Chicago-based crooner Daniel Knox has been around for some time, but 2018’s Chasescene was a critical high, on which Knox was lauded for his distinctive brand of darkly comic fables and bombastic baritone.
Owing to his storytelling mastery, on Won’t You Take Me With You we slip instantly back into his domain. And like returning to a favourite TV series reprised for another season, it feels as though we never left, with characters, storylines and relationships ready to be recommenced.
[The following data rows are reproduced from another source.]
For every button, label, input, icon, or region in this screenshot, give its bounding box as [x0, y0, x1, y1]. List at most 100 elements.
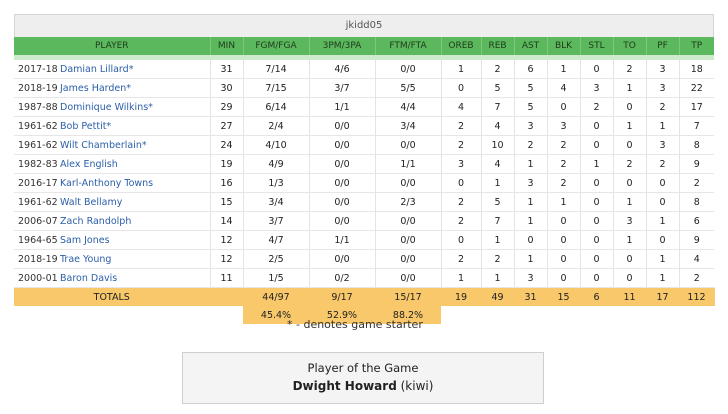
- stat-blk: 0: [547, 268, 581, 288]
- potg-name[interactable]: Dwight Howard: [292, 379, 397, 393]
- stat-ast: 0: [514, 230, 548, 250]
- stat-stl: 0: [580, 249, 614, 269]
- column-header-row: PLAYER MIN FGM/FGA 3PM/3PA FTM/FTA OREB …: [14, 37, 714, 55]
- stat-fg: 4/10: [243, 135, 310, 155]
- stat-tp: 2: [679, 173, 714, 193]
- stat-ast: 1: [514, 211, 548, 231]
- player-row: 1964-65 Sam Jones 12 4/7 1/1 0/0 0 1 0 0 0 1 0 9: [14, 230, 714, 250]
- stat-ft: 0/0: [375, 249, 442, 269]
- stat-oreb: 2: [441, 211, 482, 231]
- stat-reb: 7: [481, 97, 515, 117]
- stat-tp: 4: [679, 249, 714, 269]
- stat-blk: 2: [547, 154, 581, 174]
- stat-ft: 3/4: [375, 116, 442, 136]
- stat-oreb: 1: [441, 60, 482, 79]
- player-season: 2000-01: [18, 272, 58, 284]
- stat-ast: 5: [514, 97, 548, 117]
- player-name-link[interactable]: Sam Jones: [60, 234, 110, 246]
- stat-tp: 8: [679, 192, 714, 212]
- stat-fg: 7/15: [243, 78, 310, 98]
- player-row: 1987-88 Dominique Wilkins* 29 6/14 1/1 4/4 4 7 5…: [14, 97, 714, 117]
- col-fg[interactable]: FGM/FGA: [243, 37, 310, 55]
- player-cell: 2017-18 Damian Lillard*: [14, 60, 211, 79]
- player-name-link[interactable]: Zach Randolph: [60, 215, 132, 227]
- player-name-link[interactable]: Alex English: [60, 158, 118, 170]
- totals-min: [210, 287, 244, 306]
- stat-reb: 7: [481, 211, 515, 231]
- stat-min: 19: [210, 154, 244, 174]
- stat-tp3: 1/1: [309, 97, 376, 117]
- col-oreb[interactable]: OREB: [441, 37, 482, 55]
- stat-min: 30: [210, 78, 244, 98]
- stat-fg: 2/5: [243, 249, 310, 269]
- player-name-link[interactable]: Bob Pettit*: [60, 120, 112, 132]
- stat-ast: 3: [514, 116, 548, 136]
- stat-reb: 2: [481, 60, 515, 79]
- col-ast[interactable]: AST: [514, 37, 548, 55]
- stat-tp3: 0/0: [309, 173, 376, 193]
- stat-ast: 1: [514, 249, 548, 269]
- stat-oreb: 2: [441, 192, 482, 212]
- player-row: 2018-19 James Harden* 30 7/15 3/7 5/5 0 5 5 4 3 1 3 2…: [14, 78, 714, 98]
- col-min[interactable]: MIN: [210, 37, 244, 55]
- stat-oreb: 0: [441, 78, 482, 98]
- stat-tp3: 0/0: [309, 116, 376, 136]
- player-name-link[interactable]: Dominique Wilkins*: [60, 101, 153, 113]
- col-blk[interactable]: BLK: [547, 37, 581, 55]
- player-row: 2018-19 Trae Young 12 2/5 0/0 0/0 2 2 1 0 0 0 1 4: [14, 249, 714, 269]
- col-3p[interactable]: 3PM/3PA: [309, 37, 376, 55]
- stat-to: 3: [613, 211, 647, 231]
- col-reb[interactable]: REB: [481, 37, 515, 55]
- player-name-link[interactable]: Baron Davis: [60, 272, 118, 284]
- stat-ft: 0/0: [375, 60, 442, 79]
- stat-blk: 1: [547, 192, 581, 212]
- stat-oreb: 4: [441, 97, 482, 117]
- player-name-link[interactable]: James Harden*: [60, 82, 132, 94]
- player-row: 1961-62 Walt Bellamy 15 3/4 0/0 2/3 2 5 1 1 0 1 0 8: [14, 192, 714, 212]
- col-to[interactable]: TO: [613, 37, 647, 55]
- player-season: 1961-62: [18, 196, 58, 208]
- col-pf[interactable]: PF: [646, 37, 680, 55]
- stat-oreb: 3: [441, 154, 482, 174]
- stat-min: 24: [210, 135, 244, 155]
- stat-fg: 2/4: [243, 116, 310, 136]
- stat-pf: 0: [646, 230, 680, 250]
- totals-ft: 15/17: [375, 287, 442, 306]
- stat-stl: 0: [580, 211, 614, 231]
- stat-pf: 1: [646, 249, 680, 269]
- stat-reb: 5: [481, 192, 515, 212]
- player-name-link[interactable]: Wilt Chamberlain*: [60, 139, 147, 151]
- stat-to: 2: [613, 60, 647, 79]
- player-name-link[interactable]: Karl-Anthony Towns: [60, 177, 154, 189]
- col-player[interactable]: PLAYER: [14, 37, 211, 55]
- stat-pf: 0: [646, 173, 680, 193]
- player-cell: 1961-62 Walt Bellamy: [14, 192, 211, 212]
- stat-to: 0: [613, 97, 647, 117]
- col-ft[interactable]: FTM/FTA: [375, 37, 442, 55]
- player-cell: 1961-62 Wilt Chamberlain*: [14, 135, 211, 155]
- ft-pct: 88.2%: [375, 306, 441, 324]
- stat-to: 1: [613, 192, 647, 212]
- totals-ast: 31: [514, 287, 548, 306]
- player-name-link[interactable]: Walt Bellamy: [60, 196, 123, 208]
- stat-min: 27: [210, 116, 244, 136]
- stat-oreb: 0: [441, 173, 482, 193]
- col-tp[interactable]: TP: [679, 37, 714, 55]
- stat-ft: 0/0: [375, 211, 442, 231]
- stat-ft: 1/1: [375, 154, 442, 174]
- stat-to: 0: [613, 268, 647, 288]
- player-name-link[interactable]: Damian Lillard*: [60, 63, 134, 75]
- stat-reb: 1: [481, 230, 515, 250]
- stat-to: 0: [613, 249, 647, 269]
- stat-blk: 0: [547, 97, 581, 117]
- stat-blk: 3: [547, 116, 581, 136]
- totals-tp: 112: [679, 287, 715, 306]
- stat-min: 29: [210, 97, 244, 117]
- player-name-link[interactable]: Trae Young: [60, 253, 112, 265]
- player-row: 2016-17 Karl-Anthony Towns 16 1/3 0/0 0/0 0 1 3 2…: [14, 173, 714, 193]
- totals-blk: 15: [547, 287, 581, 306]
- stat-fg: 3/7: [243, 211, 310, 231]
- col-stl[interactable]: STL: [580, 37, 614, 55]
- stat-tp: 8: [679, 135, 714, 155]
- player-row: 1982-83 Alex English 19 4/9 0/0 1/1 3 4 1 2 1 2 2 9: [14, 154, 714, 174]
Opener ‘King of the Ball’ details our protagonist’s self-important demands and murderous contemplations, with a jaunty verbosity that recalls Rain Dogs-era Tom Waits. ‘Fall Apart’ sees Knox craft his most dejected character, as sombre piano and delicate strings accompany his description of a relationship at breaking point. His sonic palette also proves more expansive than before. The lounge jazz foundations of ‘Vinegar Hill’ are jestered by Knox’s pompous vibrato and fraught brassy embellishments; the lengthy ‘Look At Me’ allows electric guitar fuzz and synthesiser melodies to create an imposingly decadent soundscape.
On this LP, Knox connects the dots between stories told past and present. The indignation that fringed Chasescene seems to be replaced by an air of cathartic acceptance, perhaps indicating Knox is in a better place. Across this striking record, he proves he is beyond capable of producing excellence; his is a majestic body of work that demands repeat listening.